Strategie Die Regierung Benjamin Netanjahus steht nun vor der strategischen Entscheidung, ob sie ihre Politik ändert oder die Konfrontation mit einer geschlossenen internationalen Front der Kritiker riskiert. Auch und gerade in Europa wird die anhaltende Bautätigkeit als Teil einer Friedensverweigerungsstrategie angesehen. Die Siedlungen gelten vielen europäischen Politikern als Indiz dafür, dass Jerusalem den Besitz biblischer Landstriche dem Frieden vorzieht. Umso stärker die Hoffnung, durch massiven Druck auf Netanjahu ließe sich ein Siedlungsstopp durchsetzen und damit das Haupthindernis für einen Nahostfrieden aus dem Weg räumen.

Die Wirklichkeit ist jedoch komplexer. Denn es ist ein Trugschluss zu glauben, der Siedlungsstopp führte automatisch zur Unterzeichnung eines Friedensvertrages zwischen dem Staat Israel und einem neuen Staat Palästina. Zudem wird verkannt, dass viele Wähler, die Netanjahus Rechtskoalition 2009 an die Macht gebracht haben, dreieinhalb Jahre zuvor den einseitigen Rückzug aus Gaza unterstützt und bei der Knessetwahl von 2006 Ehud Olmert zum Sieg verholfen haben. Demselben Olmert, der einen weiteren Abzug aus Teilen des Westjordanlandes in Aussicht stellte.

Stabilität Wenn das Pendel anschließend deutlich nach rechts ausschlug, so lag das keinesfalls an einem grundlegenden Gesinnungswandel, sondern an der tiefen Enttäuschung über die Ergebnisse der Friedenspolitik. Nicht einmal zwei Jahre nach der Räumung Gazas übernahm dort die fundamentalistische Hamas die Regierung und intensivierte den Raketenbeschuss israelischer Städte ins Unerträgliche. Die Folge: Jerusalems militärischer Einsatz in Gaza. Auch die Verhandlungen mit der palästinensischen Führung im Westjordanland erbrachten wenig Substanzielles. Für viele Wechselwähler, die einer Zwei-Staaten-Lösung prinzipiell zustimmen, waren das triftige Gründe, nunmehr rechts zu votieren. Jetzt müssen sie darüber hinaus noch erleben, wie der vor mehr als drei Jahrzehnten geschlossene Friedensvertrag mit Ägypten von dem politischen Umwälzungen im Nachbarland fortgeschwemmt zu werden droht – ein wichtiges Argument für Skeptiker, die an einen stabilen Frieden in Nahost längst nicht mehr glauben.

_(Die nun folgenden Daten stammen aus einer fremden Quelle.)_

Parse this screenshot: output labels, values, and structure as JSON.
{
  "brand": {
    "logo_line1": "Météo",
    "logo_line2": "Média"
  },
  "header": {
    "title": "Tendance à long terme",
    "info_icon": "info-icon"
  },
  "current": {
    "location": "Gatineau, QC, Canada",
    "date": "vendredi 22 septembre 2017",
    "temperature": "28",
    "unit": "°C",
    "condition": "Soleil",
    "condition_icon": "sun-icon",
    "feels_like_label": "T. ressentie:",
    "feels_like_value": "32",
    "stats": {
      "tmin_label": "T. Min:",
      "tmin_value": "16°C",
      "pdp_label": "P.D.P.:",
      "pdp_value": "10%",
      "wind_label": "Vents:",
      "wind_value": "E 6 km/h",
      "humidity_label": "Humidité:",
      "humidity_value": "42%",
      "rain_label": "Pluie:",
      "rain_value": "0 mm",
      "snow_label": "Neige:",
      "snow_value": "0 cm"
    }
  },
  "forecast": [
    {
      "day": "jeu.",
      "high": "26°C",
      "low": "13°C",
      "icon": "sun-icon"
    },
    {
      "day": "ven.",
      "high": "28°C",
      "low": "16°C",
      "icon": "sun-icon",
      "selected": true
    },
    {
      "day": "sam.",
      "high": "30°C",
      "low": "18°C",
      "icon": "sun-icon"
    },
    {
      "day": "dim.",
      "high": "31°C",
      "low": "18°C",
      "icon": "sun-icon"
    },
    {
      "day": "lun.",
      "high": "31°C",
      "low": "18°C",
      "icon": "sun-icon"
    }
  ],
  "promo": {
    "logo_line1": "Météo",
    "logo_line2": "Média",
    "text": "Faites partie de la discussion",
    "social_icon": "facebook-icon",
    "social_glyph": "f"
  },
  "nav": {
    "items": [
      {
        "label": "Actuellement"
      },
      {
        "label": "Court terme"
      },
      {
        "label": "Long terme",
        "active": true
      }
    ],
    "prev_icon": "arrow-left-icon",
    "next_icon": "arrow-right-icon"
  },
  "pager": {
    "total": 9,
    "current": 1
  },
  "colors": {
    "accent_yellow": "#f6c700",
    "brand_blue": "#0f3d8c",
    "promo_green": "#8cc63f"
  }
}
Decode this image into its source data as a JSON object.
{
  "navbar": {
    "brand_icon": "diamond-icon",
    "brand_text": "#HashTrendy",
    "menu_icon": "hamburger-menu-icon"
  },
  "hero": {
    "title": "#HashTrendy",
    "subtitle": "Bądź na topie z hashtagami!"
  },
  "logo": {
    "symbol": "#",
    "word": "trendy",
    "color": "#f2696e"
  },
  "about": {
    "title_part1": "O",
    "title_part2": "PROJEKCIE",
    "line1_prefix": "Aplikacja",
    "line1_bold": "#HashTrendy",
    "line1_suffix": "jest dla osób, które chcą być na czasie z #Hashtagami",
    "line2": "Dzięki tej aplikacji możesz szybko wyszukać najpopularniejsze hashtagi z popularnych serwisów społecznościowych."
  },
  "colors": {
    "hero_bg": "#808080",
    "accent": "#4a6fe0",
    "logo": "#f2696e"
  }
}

NATO? Eine glaubhafte Politik des Westens muss den legitimen Sicherheitsinteressen und -ängsten der israelischen Bürger Rechnung tragen. Das jüngste Angebot von NATO-Generalsekretär Anders Fogh Rasmussen, Truppen des Bündnisses zur Friedenssicherung zu entsenden, kann den Auftakt einer seriösen Debatte bedeuten, ist aber kein Allheilmittel. Die institutionalisierte Mitgliedschaft Israels in der NATO oder einem neuen Bündnis der Demokratien wäre eine andere, durchaus bedenkenswerte Variante. Das gilt auch für eine umfassende Einbindung des jüdischen Staates in die EU, die nicht unbedingt die Form einer allein schon aus geografischen Gründen problematischen Vollmitgliedschaft annehmen muss. Nur wenn der Westen der kompromissbereiten Mehrheit der Israelis ihre berechtigte Existenzangst nehmen und den Palästinensern zu einem eigenen Staat verhelfen kann, wird er in der Lage sein, einen wirklichen Friedensbeitrag zu leisten. Ein erzwungener Siedlungsstopp allein reicht aber bei Weitem nicht aus.

Der Autor ist Generalsekretär des Zentralrats der Juden in Deutschland.